Oil-Tanker Rates Fall Most in Six Weeks as Demand Seen Stalling

Time:2013-05-17 Browse:191 Author:RISINGSUN
Rates for the largest oil tankers on the benchmark trade route fell the most in six weeks on concern demand from refiners returning from maintenance stalled.


Charter costs for very large crude carriers hauling 2 million barrels of Middle East oil to Asia fell 3.1 percent to 38.41 industry-standard Worldscale points, according to the Baltic Exchange, the London-based publisher of freight rates. That was the biggest decline since April 2, data show.
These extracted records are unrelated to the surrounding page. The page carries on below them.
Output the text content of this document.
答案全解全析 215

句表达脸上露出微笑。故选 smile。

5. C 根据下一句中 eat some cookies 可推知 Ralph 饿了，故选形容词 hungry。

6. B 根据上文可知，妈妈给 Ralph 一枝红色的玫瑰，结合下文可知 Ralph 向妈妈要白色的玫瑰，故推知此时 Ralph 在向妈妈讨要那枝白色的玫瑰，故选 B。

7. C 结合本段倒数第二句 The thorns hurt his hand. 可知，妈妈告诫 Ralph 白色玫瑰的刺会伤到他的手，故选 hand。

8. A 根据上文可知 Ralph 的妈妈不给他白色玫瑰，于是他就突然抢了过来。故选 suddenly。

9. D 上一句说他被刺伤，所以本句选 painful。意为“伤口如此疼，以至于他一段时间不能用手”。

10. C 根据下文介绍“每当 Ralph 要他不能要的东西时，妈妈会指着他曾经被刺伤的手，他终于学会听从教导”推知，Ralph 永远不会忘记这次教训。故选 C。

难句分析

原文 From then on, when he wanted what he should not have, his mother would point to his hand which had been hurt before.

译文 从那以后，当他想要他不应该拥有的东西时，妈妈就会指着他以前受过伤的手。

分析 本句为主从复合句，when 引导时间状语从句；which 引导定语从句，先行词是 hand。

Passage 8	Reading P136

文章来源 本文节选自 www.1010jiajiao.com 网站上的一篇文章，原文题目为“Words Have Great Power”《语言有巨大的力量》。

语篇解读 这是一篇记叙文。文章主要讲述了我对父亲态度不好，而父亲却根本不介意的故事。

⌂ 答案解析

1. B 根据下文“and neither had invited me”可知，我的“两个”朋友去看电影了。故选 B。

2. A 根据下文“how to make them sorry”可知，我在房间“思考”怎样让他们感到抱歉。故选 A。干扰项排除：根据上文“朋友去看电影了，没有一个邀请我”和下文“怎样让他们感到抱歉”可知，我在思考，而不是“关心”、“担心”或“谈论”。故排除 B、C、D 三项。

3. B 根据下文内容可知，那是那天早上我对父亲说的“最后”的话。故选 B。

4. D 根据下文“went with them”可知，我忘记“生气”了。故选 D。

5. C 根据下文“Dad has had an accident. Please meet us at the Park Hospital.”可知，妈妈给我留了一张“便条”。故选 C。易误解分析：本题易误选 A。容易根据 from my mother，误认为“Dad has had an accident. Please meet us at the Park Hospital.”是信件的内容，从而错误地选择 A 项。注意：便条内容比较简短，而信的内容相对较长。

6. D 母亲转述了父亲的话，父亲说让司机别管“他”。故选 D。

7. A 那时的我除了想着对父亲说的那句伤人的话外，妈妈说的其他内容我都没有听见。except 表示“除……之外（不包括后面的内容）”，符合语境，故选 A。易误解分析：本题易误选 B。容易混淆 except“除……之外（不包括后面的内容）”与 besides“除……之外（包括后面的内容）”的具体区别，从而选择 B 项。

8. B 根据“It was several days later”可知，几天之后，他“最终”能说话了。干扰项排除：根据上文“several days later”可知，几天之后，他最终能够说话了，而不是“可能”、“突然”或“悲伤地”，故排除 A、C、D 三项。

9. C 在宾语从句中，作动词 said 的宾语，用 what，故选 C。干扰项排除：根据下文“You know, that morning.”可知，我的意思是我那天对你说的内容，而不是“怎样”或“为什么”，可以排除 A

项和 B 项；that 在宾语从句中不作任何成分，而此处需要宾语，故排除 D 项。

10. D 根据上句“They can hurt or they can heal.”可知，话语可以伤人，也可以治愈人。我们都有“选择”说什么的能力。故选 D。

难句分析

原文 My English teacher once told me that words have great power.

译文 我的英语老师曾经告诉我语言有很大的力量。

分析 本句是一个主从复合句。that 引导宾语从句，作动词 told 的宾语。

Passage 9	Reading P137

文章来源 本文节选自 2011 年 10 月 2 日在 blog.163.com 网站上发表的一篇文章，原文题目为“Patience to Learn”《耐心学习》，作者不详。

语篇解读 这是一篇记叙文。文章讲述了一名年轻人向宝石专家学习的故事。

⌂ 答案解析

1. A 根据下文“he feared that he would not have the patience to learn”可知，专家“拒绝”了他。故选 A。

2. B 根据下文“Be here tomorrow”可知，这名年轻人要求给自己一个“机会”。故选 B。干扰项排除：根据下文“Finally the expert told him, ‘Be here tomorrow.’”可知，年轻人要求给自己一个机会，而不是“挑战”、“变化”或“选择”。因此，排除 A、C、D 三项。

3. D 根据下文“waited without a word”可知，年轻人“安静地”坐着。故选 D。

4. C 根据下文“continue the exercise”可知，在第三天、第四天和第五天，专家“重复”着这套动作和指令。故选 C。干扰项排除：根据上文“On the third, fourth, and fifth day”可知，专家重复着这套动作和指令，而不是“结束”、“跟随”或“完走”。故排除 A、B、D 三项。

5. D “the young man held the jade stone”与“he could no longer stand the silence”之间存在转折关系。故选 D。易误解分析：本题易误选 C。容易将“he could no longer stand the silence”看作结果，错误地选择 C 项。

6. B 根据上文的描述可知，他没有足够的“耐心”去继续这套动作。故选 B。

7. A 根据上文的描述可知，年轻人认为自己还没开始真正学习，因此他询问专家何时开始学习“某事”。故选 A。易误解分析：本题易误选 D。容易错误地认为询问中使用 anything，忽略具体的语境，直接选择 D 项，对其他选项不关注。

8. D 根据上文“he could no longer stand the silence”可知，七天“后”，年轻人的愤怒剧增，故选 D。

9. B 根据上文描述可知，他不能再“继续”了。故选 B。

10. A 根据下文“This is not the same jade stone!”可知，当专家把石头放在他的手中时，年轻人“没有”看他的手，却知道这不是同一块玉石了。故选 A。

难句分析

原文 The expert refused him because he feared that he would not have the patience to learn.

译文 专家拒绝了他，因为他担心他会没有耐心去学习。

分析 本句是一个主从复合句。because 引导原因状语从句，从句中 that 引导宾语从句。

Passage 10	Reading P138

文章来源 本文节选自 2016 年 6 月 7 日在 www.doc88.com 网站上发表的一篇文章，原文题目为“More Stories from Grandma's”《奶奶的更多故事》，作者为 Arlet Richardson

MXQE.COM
Rates rallied in the past two weeks as long-distance voyages to the U.S. from the Middle East and to Asia from West Africa relieved a glut of vessels, Frode Moerkedal, an Oslo-based analyst at RS Platou Markets AS, said in an e-mailed report today. While refineries resumed buying the market after routine maintenance, bookings stalled this week, he said.


“The pickup in activity still hasn’t materialized,” said Kevin Sy, a Singapore-based freight-derivatives broker at Marex Spectron Pte. “Rates just stayed where they have been for the last few days.”


Daily earnings for the voyage fell for the first time in nine sessions, dropping 14 percent to $10,763, according to the exchange. Those assessments don’t reflect owners cutting speeds to save on fuel, their biggest expense. The price of ship fuel, known as bunkers, rose 1.3 percent to $612.58 a metric ton, according to data compiled by Bloomberg from 25 ports worldwide.


Worldscale points are a percentage of a nominal rate for more than 320,000 specific routes. Flat rates for every voyage, quoted in dollars a ton, are revised annually by the Worldscale Association in London to reflect changing fuel costs, port tariffs and exchange rates.


The Baltic Dirty Tanker Index, a wider measure of oil-shipping costs that includes smaller vessels, fell 0.5 percent to 611. The biggest move in the dirty tanker market was on the Saudi Arabia-to-Japan route. The biggest change in the market for ships hauling refined fuels was for gasoline tankers to the U.S. East Coast from Europe, down 6.3 percent to 143.54 points.